The Patient-Centered Medical Home: An Essential Destination on the Road to Reform

In recent years, the patient-centered medical home (PCMH)—often referred to in its abbreviated form, the “medical home”—care delivery model has become one of the hottest topics in healthcare. Based on a holistic, patient-centric approach, the PCMH represents a methodology aimed at fostering increased collaboration among healthcare stakeholders. As such, the PCMH is widely believed to offer perhaps the best hope to transform and improve the system as a whole.

For example, Geisinger Health System reduced hospital readmissions by 18% through its medical home program and by 44% with its ProvenCare one-price elective cardiac surgery medical home program.1 Paul Grundy, MD, MPH, Global Director of Healthcare Transforma tion for IBM and Chairman of the Patient-Centered Primary Care Collaborative, recently stated in his keynote presentation of the Medical Home Summit in Philadelphia that his review of evidence from ongoing PCMH pilots has resulted in a 9.6% overall reduction in costs.2

To a certain degree, the PCMH is a reversal of the longstanding episode-based methodology that has been prevalent in healthcare for many years. Unlike the episodic-based care, the PCMH encourages patients and their providers to work closely together to ensure that care is more comprehensive, coordinated, and consistent. In essence, the medical home necessitates an ongoing, full-spectrum approach to patient care that requires the primary healthcare provider and the patients themselves to maintain complete awareness of the patients and their specific healthcare needs and experiences. This approach should result in more streamlined and appropriate care, reduced waste, lower costs and, most important, better outcomes.

Although the PCMH model had already been building momentum on its own, interest in this concept skyrocketed after it received a significant endorsement in the Patient Protection and Affordable Care Act (ACA) of 2010. That legislation strongly encourages the proliferation of medical homes and accountable care organizations (ACOs) as innovative means of delivering and reimbursing for better coordinated and cost-effective care.

The Patient-Centered Primary Care Collaborative (PCPCC.net) is an organization with the goals of facilitating improvements in patient–physician relations, and creating a more effective and efficient model of healthcare delivery. They have created a stakeholder group charged with showing that the PCMH provides the foundation for successful implementation of the ACO delivery model. Moving patients through the ACO will require a strong element of care coordination, so we look forward to seeing the results of this group.

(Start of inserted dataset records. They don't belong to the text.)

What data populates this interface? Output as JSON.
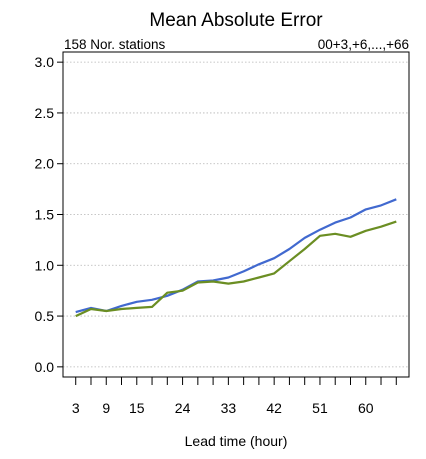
{
  "chart_data": {
    "type": "line",
    "title": "Mean Absolute Error",
    "subtitle_left": "158 Nor. stations",
    "subtitle_right": "00+3,+6,...,+66",
    "xlabel": "Lead time (hour)",
    "ylabel": "",
    "xlim": [
      0.5,
      68.5
    ],
    "ylim": [
      -0.1,
      3.1
    ],
    "x_tick_labels": [
      3,
      9,
      15,
      24,
      33,
      42,
      51,
      60
    ],
    "y_tick_labels": [
      "0.0",
      "0.5",
      "1.0",
      "1.5",
      "2.0",
      "2.5",
      "3.0"
    ],
    "grid": "horizontal-dotted",
    "x": [
      3,
      6,
      9,
      12,
      15,
      18,
      21,
      24,
      27,
      30,
      33,
      36,
      39,
      42,
      45,
      48,
      51,
      54,
      57,
      60,
      63,
      66
    ],
    "series": [
      {
        "color": "#4169cf",
        "values": [
          0.54,
          0.58,
          0.55,
          0.6,
          0.64,
          0.66,
          0.7,
          0.76,
          0.84,
          0.85,
          0.88,
          0.94,
          1.01,
          1.07,
          1.16,
          1.27,
          1.35,
          1.42,
          1.47,
          1.55,
          1.59,
          1.65
        ]
      },
      {
        "color": "#6b8e23",
        "values": [
          0.5,
          0.57,
          0.55,
          0.57,
          0.58,
          0.59,
          0.73,
          0.75,
          0.83,
          0.84,
          0.82,
          0.84,
          0.88,
          0.92,
          1.04,
          1.16,
          1.29,
          1.31,
          1.28,
          1.34,
          1.38,
          1.43
        ]
      }
    ]
  }
}
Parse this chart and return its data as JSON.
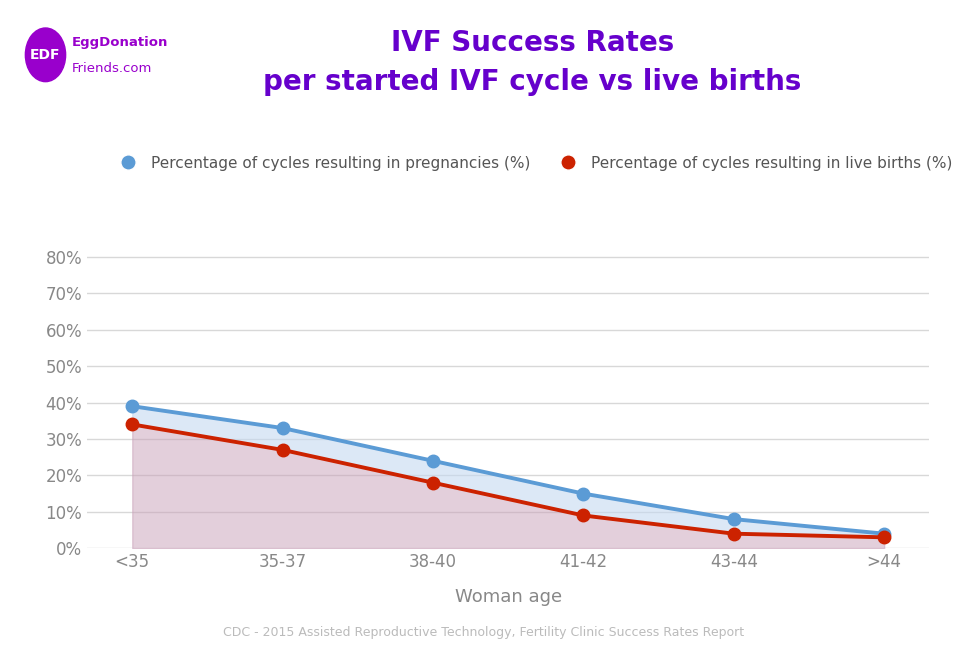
{
  "title_line1": "IVF Success Rates",
  "title_line2": "per started IVF cycle vs live births",
  "title_color": "#6600cc",
  "xlabel": "Woman age",
  "xlabel_color": "#888888",
  "source_text": "CDC - 2015 Assisted Reproductive Technology, Fertility Clinic Success Rates Report",
  "categories": [
    "<35",
    "35-37",
    "38-40",
    "41-42",
    "43-44",
    ">44"
  ],
  "pregnancies": [
    0.39,
    0.33,
    0.24,
    0.15,
    0.08,
    0.04
  ],
  "live_births": [
    0.34,
    0.27,
    0.18,
    0.09,
    0.04,
    0.03
  ],
  "line_blue_color": "#5b9bd5",
  "line_red_color": "#cc2200",
  "marker_blue_color": "#5b9bd5",
  "marker_red_color": "#cc2200",
  "fill_blue_color": "#c5d9f1",
  "fill_blue_alpha": 0.6,
  "fill_red_color": "#c9a0b8",
  "fill_red_alpha": 0.5,
  "legend_label_blue": "Percentage of cycles resulting in pregnancies (%)",
  "legend_label_red": "Percentage of cycles resulting in live births (%)",
  "ytick_labels": [
    "0%",
    "10%",
    "20%",
    "30%",
    "40%",
    "50%",
    "60%",
    "70%",
    "80%"
  ],
  "ytick_values": [
    0,
    0.1,
    0.2,
    0.3,
    0.4,
    0.5,
    0.6,
    0.7,
    0.8
  ],
  "ylim": [
    0,
    0.85
  ],
  "background_color": "#ffffff",
  "grid_color": "#d8d8d8",
  "logo_bg_color": "#9900cc",
  "logo_text": "EDF",
  "logo_label_line1": "EggDonation",
  "logo_label_line2": "Friends.com",
  "logo_label_color": "#9900cc",
  "line_width": 2.8,
  "marker_size": 9,
  "tick_color": "#888888",
  "tick_fontsize": 12
}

ACOs and the Patient-Centered Medical Home
An ACO is a business and a medical entity that accepts responsibility for the cost and the quality of care provided to a given population of patients and generates the data on their performance. This includes physician practices and may include hospitals, nursing homes, home health agencies, and other provider organizations.

The ACO model is called out specifically within the ACA as a preferred solution for bending the healthcare cost curve, while improving patient outcomes. There is funding within the bill to implement ACOs for Medicare and Medicaid,3 and the criteria have already been determined for ACOs to become involved with both programs. Because the PCMH will provide the care coordination that is required to make the ACO model work, most ACOs will likely take root in areas that have a sufficient number of medical homes.

The Benefits to Patients and Providers
In addition to the system-wide improvements it is expected to foster, the PCMH can also offer distinct sets of benefits for healthcare’s primary stakeholders—patients, providers, and health plans. In a medical home structure, the patient is aligned with a care coordinator (normally a registered nurse, physician assistant, or social worker) at the provider practice level whose primary function is to manage the patient’s health across the care spectrum.

The care coordinator interfaces on the patient’s behalf with the health plan, specialists, pharmacists, labs, and other stakeholders to formulate a more efficient and holistic approach to treatment. This generally results in a more informed and engaged patient—one who, through the care coordinator, has a more simplified access to care, better understands his or her own needs, and is more likely to comply with treatment recommendations and suggested preventive measures.